Após mais de 25 anos desde o início das negociações, a presidente da Comissão Europeia, Ursula von der Leyen, assinou o acordo de livre comércio entre a UE e os países do Mercosul no Paraguai. O nascimento de uma das maiores zonas de livre comércio do mundo: Os países envolvidos têm uma população combinada de cerca de 700 milhões de pessoas e respondem por um quinto da economia global.
A importância da parceria não pode ser subestimada. A assinatura é um sinal alto e extremamente positivo do multilateralismo em tempos caracterizados pelo protecionismo. O governo alemão faz bem em apoiar o projeto da melhor forma possível. As vantagens para os parceiros de ambos os lados do Atlântico são óbvias – do ponto de vista econômico, de sustentabilidade e político.
Vantagens: Uma vitória de todas as perspectivas
1. Economia
O fato de o Tratado do Mercosul facilitar o comércio fica claro em seu nome: "Acordo de livre comércio". A Federação das Indústrias Alemãs prevê que as empresas economizarão € 4 bilhões por ano em taxas alfandegárias. O acordo também melhora as condições de investimento e o acesso a matérias-primas essenciais, como lítio e cobre, e abre novos mercados. Resumindo: um impulsionador econômico.
2. Sustentabilidade
Os padrões ambientais e sociais da Europa poderiam se tornar um produto de exportação interessante por meio do acordo do Mercosul, do qual as pessoas na América do Sul poderiam se beneficiar – desde que a sua implementação seja negociada em um diálogo político conjunto. Recomenda-se cautela: O acordo só faz sentido para os cidadãos dos países do Mercosul se eles também não importarem a excessiva burocracia de sustentabilidade da UE.
3. Política
Há anos que a reputação da Europa como ator na cena mundial vem perdendo força. O Tratado do Mercosul é um farol, que mostra: A UE pode criar conexões geoestratégicas sustentáveis em um mundo no qual os EUA, a Rússia e a China estão competindo por zonas de influência política. Outras iniciativas que aproximem a Europa e os países emergentes do Sul Global – como Índia, Indonésia e Emirados Árabes Unidos – são desejáveis.
Concepção: A UE não deve repetir seus erros
O acordo de livre comércio com os países do Mercosul foi assinado. Então, está tudo bem? Não é bem assim. O sucesso da ainda jovem parceria dependerá do fato de a Europa ter aprendido com os erros do passado. A iniciativa "Global Gateway" da UE, apresentada há cinco anos, tinha o objetivo de vincular mais estreitamente os países da União Europeia com os países recém-industrializados e em desenvolvimento, mas continuou sendo um tigre de papel.
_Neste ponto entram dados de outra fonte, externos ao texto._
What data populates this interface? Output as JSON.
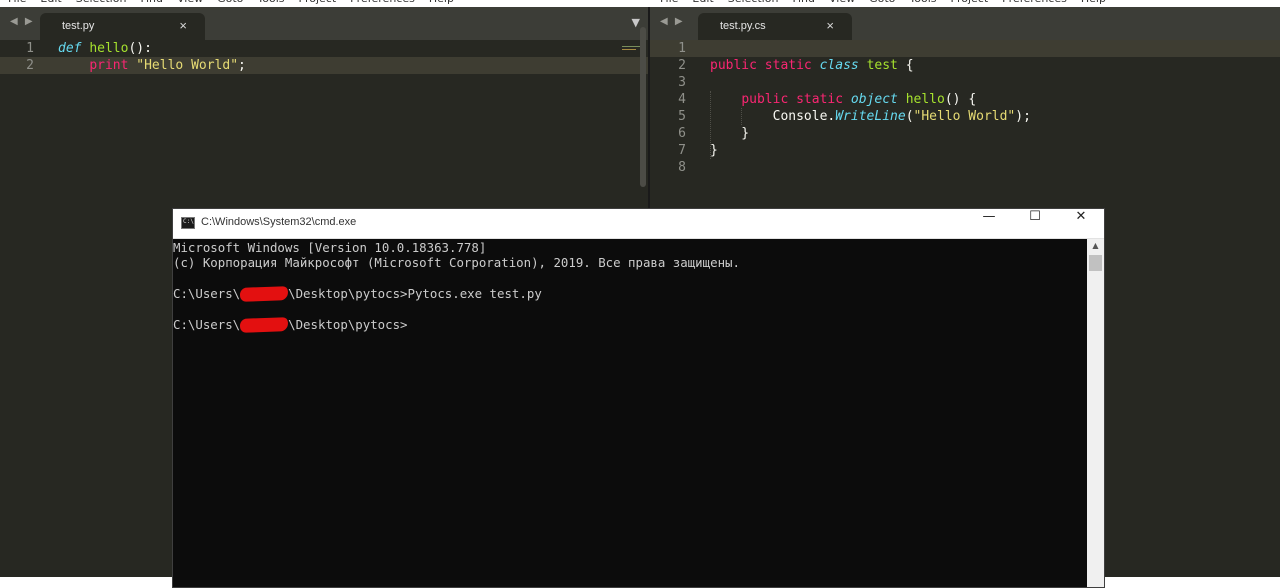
{
  "menubar_left": [
    "File",
    "Edit",
    "Selection",
    "Find",
    "View",
    "Goto",
    "Tools",
    "Project",
    "Preferences",
    "Help"
  ],
  "menubar_right": [
    "File",
    "Edit",
    "Selection",
    "Find",
    "View",
    "Goto",
    "Tools",
    "Project",
    "Preferences",
    "Help"
  ],
  "left_editor": {
    "tab_label": "test.py",
    "tab_close": "×",
    "dropdown": "▼",
    "nav": "◀ ▶",
    "line_numbers": [
      "1",
      "2"
    ],
    "current_line": "2",
    "lines": [
      {
        "tokens": [
          {
            "t": "def",
            "c": "kw-italic"
          },
          {
            "t": " ",
            "c": "plain"
          },
          {
            "t": "hello",
            "c": "fn"
          },
          {
            "t": "():",
            "c": "plain"
          }
        ]
      },
      {
        "tokens": [
          {
            "t": "    ",
            "c": "plain"
          },
          {
            "t": "print",
            "c": "kw-pink"
          },
          {
            "t": " ",
            "c": "plain"
          },
          {
            "t": "\"Hello World\"",
            "c": "str"
          },
          {
            "t": ";",
            "c": "plain"
          }
        ]
      }
    ]
  },
  "right_editor": {
    "tab_label": "test.py.cs",
    "tab_close": "×",
    "nav": "◀ ▶",
    "line_numbers": [
      "1",
      "2",
      "3",
      "4",
      "5",
      "6",
      "7",
      "8"
    ],
    "current_line": "1",
    "lines": [
      {
        "tokens": []
      },
      {
        "tokens": [
          {
            "t": "public",
            "c": "kw-pink"
          },
          {
            "t": " ",
            "c": "plain"
          },
          {
            "t": "static",
            "c": "kw-pink"
          },
          {
            "t": " ",
            "c": "plain"
          },
          {
            "t": "class",
            "c": "kw-italic"
          },
          {
            "t": " ",
            "c": "plain"
          },
          {
            "t": "test",
            "c": "fn"
          },
          {
            "t": " {",
            "c": "plain"
          }
        ]
      },
      {
        "tokens": []
      },
      {
        "tokens": [
          {
            "t": "    ",
            "c": "plain"
          },
          {
            "t": "public",
            "c": "kw-pink"
          },
          {
            "t": " ",
            "c": "plain"
          },
          {
            "t": "static",
            "c": "kw-pink"
          },
          {
            "t": " ",
            "c": "plain"
          },
          {
            "t": "object",
            "c": "kw-italic"
          },
          {
            "t": " ",
            "c": "plain"
          },
          {
            "t": "hello",
            "c": "fn"
          },
          {
            "t": "() {",
            "c": "plain"
          }
        ]
      },
      {
        "tokens": [
          {
            "t": "        Console.",
            "c": "plain"
          },
          {
            "t": "WriteLine",
            "c": "kw-italic"
          },
          {
            "t": "(",
            "c": "plain"
          },
          {
            "t": "\"Hello World\"",
            "c": "str"
          },
          {
            "t": ");",
            "c": "plain"
          }
        ]
      },
      {
        "tokens": [
          {
            "t": "    }",
            "c": "plain"
          }
        ]
      },
      {
        "tokens": [
          {
            "t": "}",
            "c": "plain"
          }
        ]
      },
      {
        "tokens": []
      }
    ]
  },
  "cmd": {
    "title": "C:\\Windows\\System32\\cmd.exe",
    "minimize": "—",
    "maximize": "☐",
    "close": "✕",
    "scroll_up": "▲",
    "lines": [
      {
        "text": "Microsoft Windows [Version 10.0.18363.778]"
      },
      {
        "text": "(c) Корпорация Майкрософт (Microsoft Corporation), 2019. Все права защищены."
      },
      {
        "text": ""
      },
      {
        "pre": "C:\\Users\\",
        "redacted": true,
        "post": "\\Desktop\\pytocs>Pytocs.exe test.py"
      },
      {
        "text": ""
      },
      {
        "pre": "C:\\Users\\",
        "redacted": true,
        "post": "\\Desktop\\pytocs>"
      }
    ]
  },
  "colors": {
    "editor_bg": "#272822",
    "tabbar_bg": "#3c3d37",
    "keyword_pink": "#f92672",
    "keyword_cyan": "#66d9ef",
    "function_green": "#a6e22e",
    "string_yellow": "#e6db74",
    "cmd_bg": "#0c0c0c",
    "cmd_text": "#cccccc",
    "redaction_red": "#e31010"
  }
}
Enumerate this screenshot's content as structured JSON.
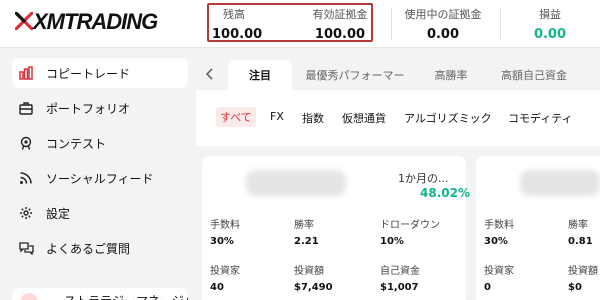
{
  "header": {
    "logo_text": "XMTRADING",
    "stats": [
      {
        "label": "残高",
        "value": "100.00",
        "highlight": true
      },
      {
        "label": "有効証拠金",
        "value": "100.00",
        "highlight": true
      },
      {
        "label": "使用中の証拠金",
        "value": "0.00",
        "highlight": false
      },
      {
        "label": "損益",
        "value": "0.00",
        "color": "#0fb58b"
      }
    ],
    "highlight_color": "#b53a3a"
  },
  "sidebar": {
    "items": [
      {
        "label": "コピートレード",
        "icon": "bar-chart-icon",
        "active": true
      },
      {
        "label": "ポートフォリオ",
        "icon": "briefcase-icon"
      },
      {
        "label": "コンテスト",
        "icon": "medal-icon"
      },
      {
        "label": "ソーシャルフィード",
        "icon": "rss-icon"
      },
      {
        "label": "設定",
        "icon": "gear-icon"
      },
      {
        "label": "よくあるご質問",
        "icon": "chat-bubbles-icon"
      }
    ],
    "bottom_label": "ストラテジーマネージャ"
  },
  "main": {
    "tabs": [
      {
        "label": "注目",
        "active": true
      },
      {
        "label": "最優秀パフォーマー"
      },
      {
        "label": "高勝率"
      },
      {
        "label": "高額自己資金"
      }
    ],
    "filters": [
      "すべて",
      "FX",
      "指数",
      "仮想通貨",
      "アルゴリズミック",
      "コモディティ"
    ],
    "cards": [
      {
        "period_label": "1か月の...",
        "return_value": "48.02%",
        "metrics": [
          {
            "label": "手数料",
            "value": "30%"
          },
          {
            "label": "勝率",
            "value": "2.21"
          },
          {
            "label": "ドローダウン",
            "value": "10%"
          },
          {
            "label": "投資家",
            "value": "40"
          },
          {
            "label": "投資額",
            "value": "$7,490"
          },
          {
            "label": "自己資金",
            "value": "$1,007"
          }
        ]
      },
      {
        "metrics": [
          {
            "label": "手数料",
            "value": "30%"
          },
          {
            "label": "勝率",
            "value": "0.81"
          },
          {
            "label": "投資家",
            "value": "0"
          },
          {
            "label": "投資額",
            "value": "$0"
          }
        ]
      }
    ]
  },
  "colors": {
    "accent_green": "#0fb58b",
    "accent_red": "#d9303a"
  }
}
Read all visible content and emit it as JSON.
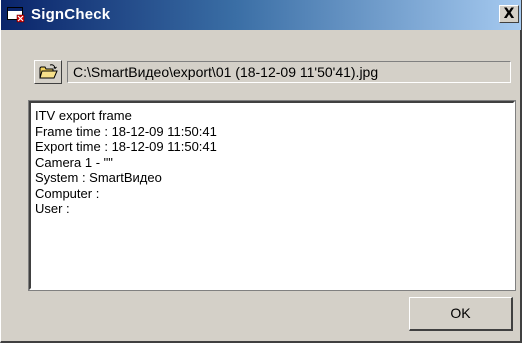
{
  "window": {
    "title": "SignCheck",
    "close_label": "X"
  },
  "file": {
    "path": "C:\\SmartВидео\\export\\01 (18-12-09 11'50'41).jpg"
  },
  "info": {
    "lines": [
      "ITV export frame",
      "Frame time : 18-12-09 11:50:41",
      "Export time : 18-12-09 11:50:41",
      "Camera 1 - \"\"",
      "System : SmartВидео",
      "Computer :",
      "User :"
    ]
  },
  "buttons": {
    "ok_label": "OK"
  },
  "icons": {
    "app": "signcheck-window-icon",
    "open": "open-folder-icon"
  },
  "colors": {
    "titlebar_start": "#0a246a",
    "titlebar_end": "#a6caf0",
    "face": "#d4d0c8"
  }
}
Os motivos do grande fracasso: A estratégia de conectividade da UE chegou tarde demais em comparação com as iniciativas dos EUA e da China, foi subfinanciada e burocrática demais. Mas outra coisa fez com que a iniciativa fracassasse antes mesmo de começar: "Global Gateway" não foi formulado em pé de igualdade com os países parceiros em potencial. Não se constroem pontes apontando o dedo.
Para que um contrato se torne uma parceria genuína, todas as partes devem se beneficiar, tanto na Europa quanto na América do Sul. Qualquer outra coisa levará ao fim prematuro da conexão recém-criada. Pois: Os países do Mercosul, assim como o Sul Global como um todo, nunca tiveram oportunidades tão boas como agora para ajudar a moldar a geopolítica e a geoeconomia a seu favor. Podemos ter certeza de que eles as usarão.
Sobre o autor
O artigo é assinado por Oliver Hermes, Presidente e CEO Global do Wilo Group e Presidente do Conselho de Curadores da Wilo-Foundation. Atua também como Cônsul Honorário da República do Cazaquistão na Renânia do Norte-Vestfália.
Hermes integra ainda conselhos e associações estratégicas ligadas à política econômica e à cooperação internacional, como a Nah- und Mittelost-Verein e.V. (NUMOV), a Fundação Empresas Familiares, a Afrika-Verein der deutschen Wirtschaft e.V. e a SAFRI. Além de sua atuação executiva, é ensaísta e colabora regularmente com mídias independentes.